IEEE J Biomed Health Inform. 2024 Nov;28(11):6983-6996. doi: 10.1109/JBHI.2024.3439713. Epub 2024 Nov 6.
Multi-omics integration has demonstrated promising performance in complex disease prediction. However, existing research typically focuses on maximizing prediction accuracy, while often neglecting the essential task of discovering meaningful biomarkers. This issue is particularly important in biomedicine, as molecules often interact rather than function individually to influence disease outcomes. To this end, we propose a two-phase framework named GREMI to assist multi-omics classification and explanation. In the prediction phase, we propose to improve prediction performance by employing a graph attention architecture on sample-wise co-functional networks to incorporate biomolecular interaction information for enhanced feature representation, followed by the integration of a joint-late mixed strategy and the true-class-probability block to adaptively evaluate classification confidence at both feature and omics levels. In the interpretation phase, we propose a multi-view approach to explain disease outcomes from the interaction module perspective, providing a more intuitive understanding and biomedical rationale. We incorporate Monte Carlo tree search (MCTS) to explore local-view subgraphs and pinpoint modules that highly contribute to disease characterization from the global-view. Extensive experiments demonstrate that the proposed framework outperforms state-of-the-art methods in seven different classification tasks, and our model effectively addresses data mutual interference when the number of omics types increases. We further illustrate the functional- and disease-relevance of the identified modules, as well as validate the classification performance of discovered modules using an independent cohort.

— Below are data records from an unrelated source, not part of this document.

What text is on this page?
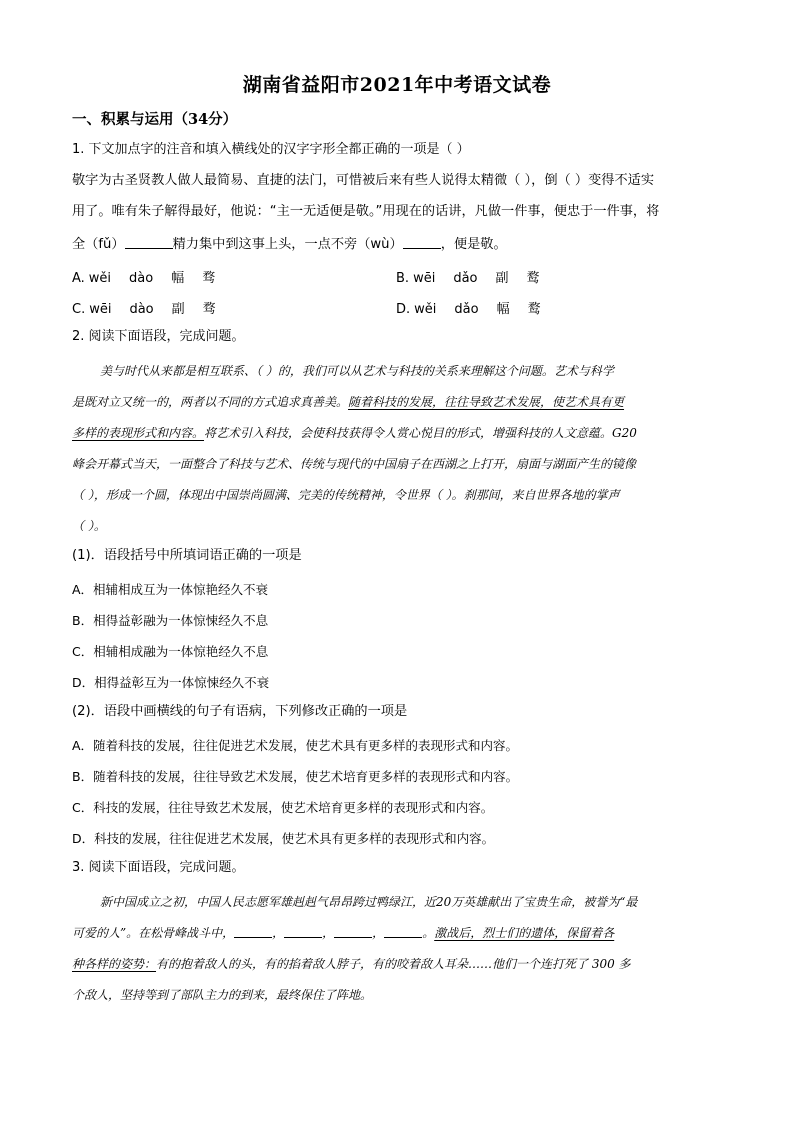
湖南省益阳市2021年中考语文试卷
一、积累与运用（34分）
1. 下文加点字的注音和填入横线处的汉字字形全都正确的一项是（ ）
敬字为古圣贤教人做人最简易、直捷的法门，可惜被后来有些人说得太精微（ ），倒（ ）变得不适实
用了。唯有朱子解得最好，他说：“主一无适便是敬。”用现在的话讲，凡做一件事，便忠于一件事，将
全（fǔ）	精力集中到这事上头，一点不旁（wù）	，便是敬。
A. wěi dào 幅 骛	B. wēi dǎo 副 鹜
C. wēi dào 副 骛	D. wěi dǎo 幅 鹜
2. 阅读下面语段，完成问题。
美与时代从来都是相互联系、（ ）的，我们可以从艺术与科技的关系来理解这个问题。艺术与科学
是既对立又统一的，两者以不同的方式追求真善美。随着科技的发展，往往导致艺术发展，使艺术具有更
多样的表现形式和内容。将艺术引入科技，会使科技获得令人赏心悦目的形式，增强科技的人文意蕴。G20
峰会开幕式当天，一面整合了科技与艺术、传统与现代的中国扇子在西湖之上打开，扇面与湖面产生的镜像
（ ），形成一个圆，体现出中国崇尚圆满、完美的传统精神，令世界（ ）。刹那间，来自世界各地的掌声
（ ）。
(1)．语段括号中所填词语正确的一项是
A．相辅相成互为一体惊艳经久不衰
B．相得益彰融为一体惊悚经久不息
C．相辅相成融为一体惊艳经久不息
D．相得益彰互为一体惊悚经久不衰
(2)．语段中画横线的句子有语病，下列修改正确的一项是
A．随着科技的发展，往往促进艺术发展，使艺术具有更多样的表现形式和内容。
B．随着科技的发展，往往导致艺术发展，使艺术培育更多样的表现形式和内容。
C．科技的发展，往往导致艺术发展，使艺术培育更多样的表现形式和内容。
D．科技的发展，往往促进艺术发展，使艺术具有更多样的表现形式和内容。
3. 阅读下面语段，完成问题。
新中国成立之初，中国人民志愿军雄赳赳气昂昂跨过鸭绿江，近20万英雄献出了宝贵生命，被誉为“最
可爱的人”。在松骨峰战斗中，	，	，	，	。激战后，烈士们的遗体，保留着各
种各样的姿势：有的抱着敌人的头，有的掐着敌人脖子，有的咬着敌人耳朵……他们一个连打死了 300 多
个敌人，坚持等到了部队主力的到来，最终保住了阵地。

多组学整合在复杂疾病预测中表现出了很有前景的性能。然而,现有的研究通常侧重于最大化预测准确性,而往往忽略了发现有意义的生物标志物这一基本任务。在生物医学中,这个问题尤为重要,因为分子通常相互作用而不是单独作用来影响疾病结果。为此,我们提出了一个名为 GREMI 的两阶段框架,以协助多组学分类和解释。在预测阶段,我们建议通过在样本协功能网络上使用图注意力架构来提高预测性能,从而整合生物分子相互作用信息以增强特征表示,然后集成联合后期混合策略和真实类概率块,以便在特征和组学水平上自适应地评估分类置信度。在解释阶段,我们从交互模块的角度提出了一种多视图方法来解释疾病结果,提供了更直观的理解和生物医学依据。我们将蒙特卡洛树搜索(MCTS)纳入其中,以从全局视图探索局部视图子图,并确定对疾病特征具有高度贡献的模块。广泛的实验表明,所提出的框架在七个不同的分类任务中优于最先进的方法,并且当组学类型数量增加时,我们的模型可以有效地解决数据相互干扰的问题。我们进一步说明了所确定模块的功能和疾病相关性,并使用独立队列验证了发现模块的分类性能。